RCR: In LTE, as the technology evolved and more people made use of it, carriers had to make a massive effort to upgrade backhaul capacity, and they also had to deal with issues like PIM in the lower bands. Do you see any similar challenges ahead for 5G and midband spectrum? Or has the industry learned lessons from 4G that they’re applying now?
Rayment: With the basic rule that 5G is 10x 4G, it would be unrealistic to say nothing is needed to manage this growing backhaul capacity. However, a lot of the work has been done over the last years, so in that sense, the needs in terms of throughput and latency are well understood. It will also become important as we move to higher performance indoor networks
RCR: Verizon recently asked for permission from the FCC to tune its C Band deployment model.
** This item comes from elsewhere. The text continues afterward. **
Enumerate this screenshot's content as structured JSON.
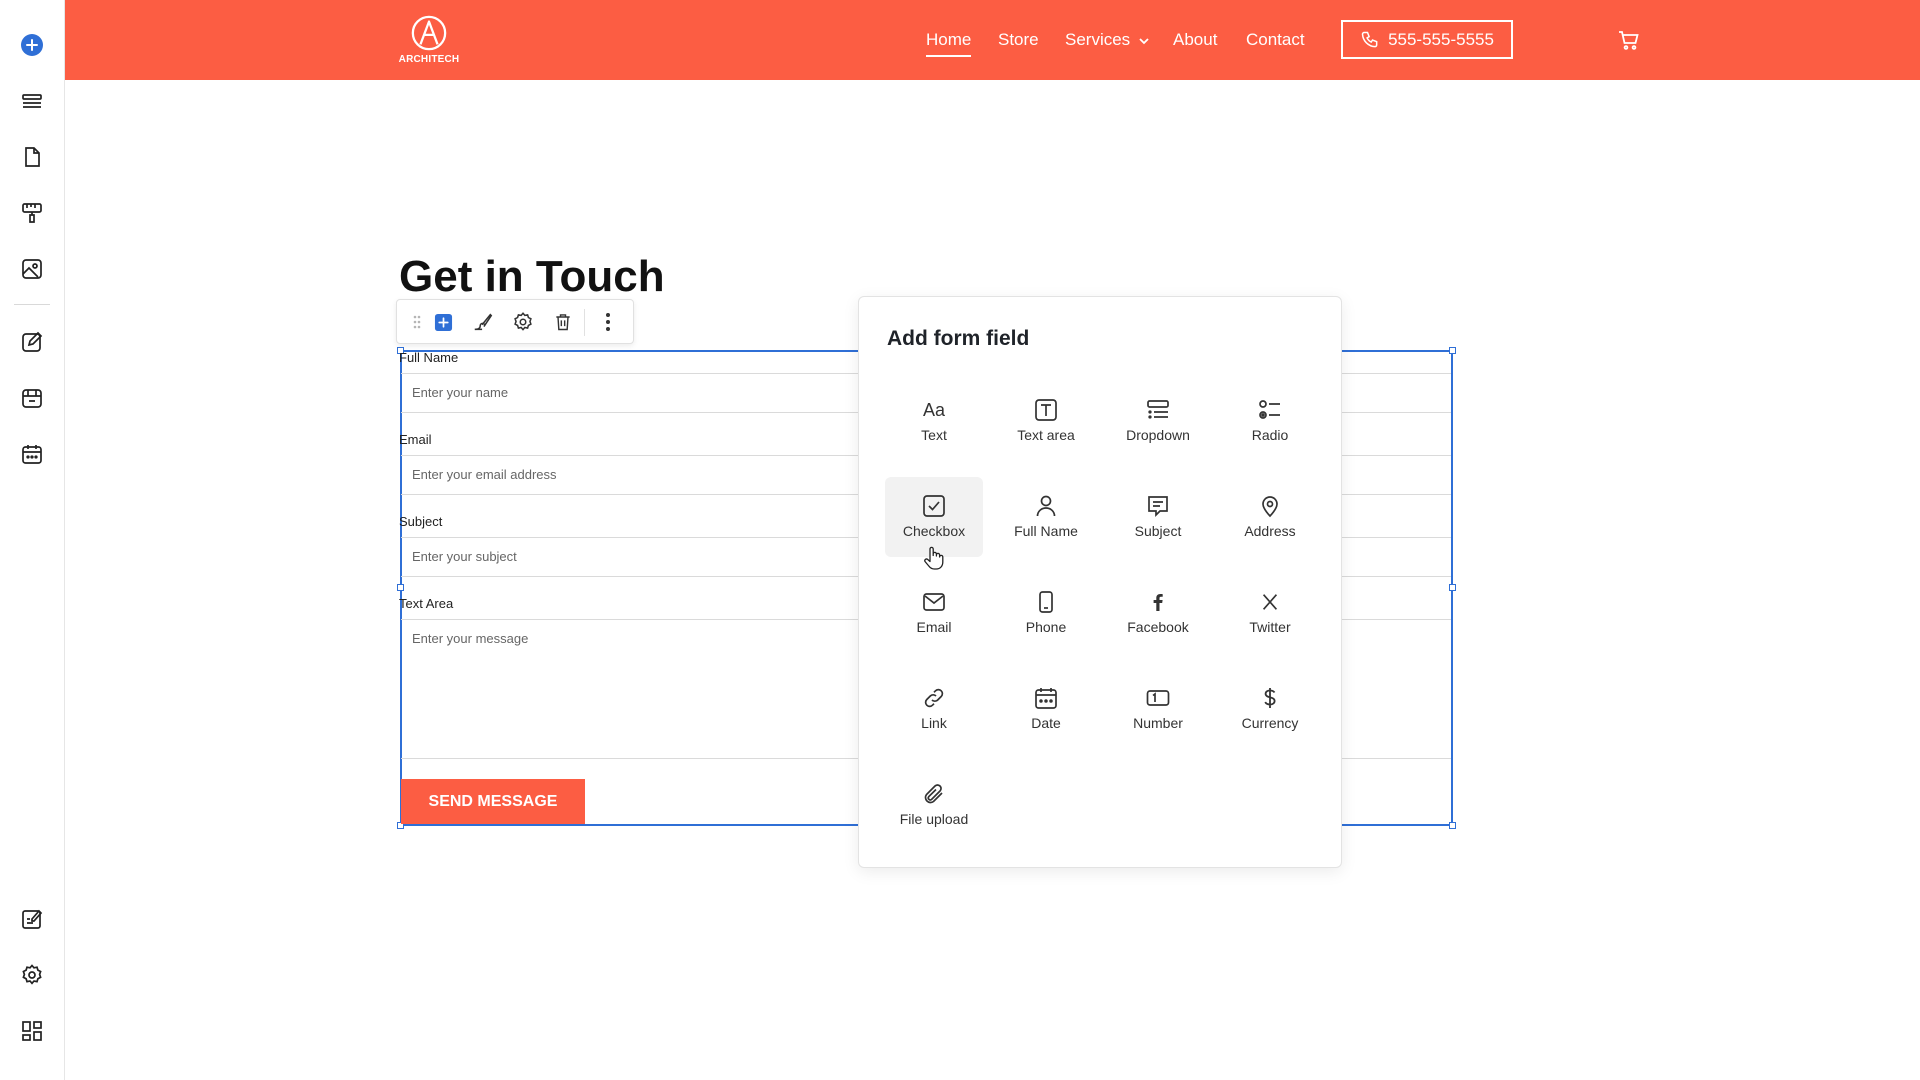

Shared CBRS spectrum is still somewhat of a novelty and has only been fully licensed for a relatively short time. What are the details of midband spectrum behavior that operators and equipment OEMs still need to understand to rapidly and efficiently plan and deploy these networks?
Rayment: CBRS shared (GAA) and licensed (PAL) spectrum are being deployed and used already. Perhaps what will continue to evolve over time are the techniques used for sharing, how adjacent users impact each other and how incumbent detection can be improved. The latter is one item under a lot of discussion recently. So the basics are there, and plans are well understood, now with execution, we expect there to be learning based on real life behaviors. Our recent first call announcement of 5G NR in CBRS with C-Band is an important step in bringing the benefits of New Radio to CBRS along with C-Band.
RCR: What other emerging technologies (Open RAN, vRAN, MEC, etc.) are also emerging that you think will impact how midband spectrum is deployed in the US?
Rayment: 5G itself is a tipping point. But then, in addition, we see other tipping points in the industry with the introduction of O-RAN, vRAN, hyperscalers, MEC. Many happening at the same time. These are frequency independent. But, that being said, generally introduction of major new technologies need a trigger, and that trigger is typically major new spend, like is happening for C-Band. So it is true, C-Band is a good target for all of these and the interest is such. The challenge is readiness and timing, not necessarily from vendors, but for specifications in the case of O-RAN and whether CSPs are ready for things like vRAN, hyperscaler use, credible use cases for MEC. So the timing will be different for every provider based on their particular situation and vision. One would naturally expect more traditional deployments in the early stages of C-Band and then the introduction of alternatives as noted in the coming years. We are ready for all.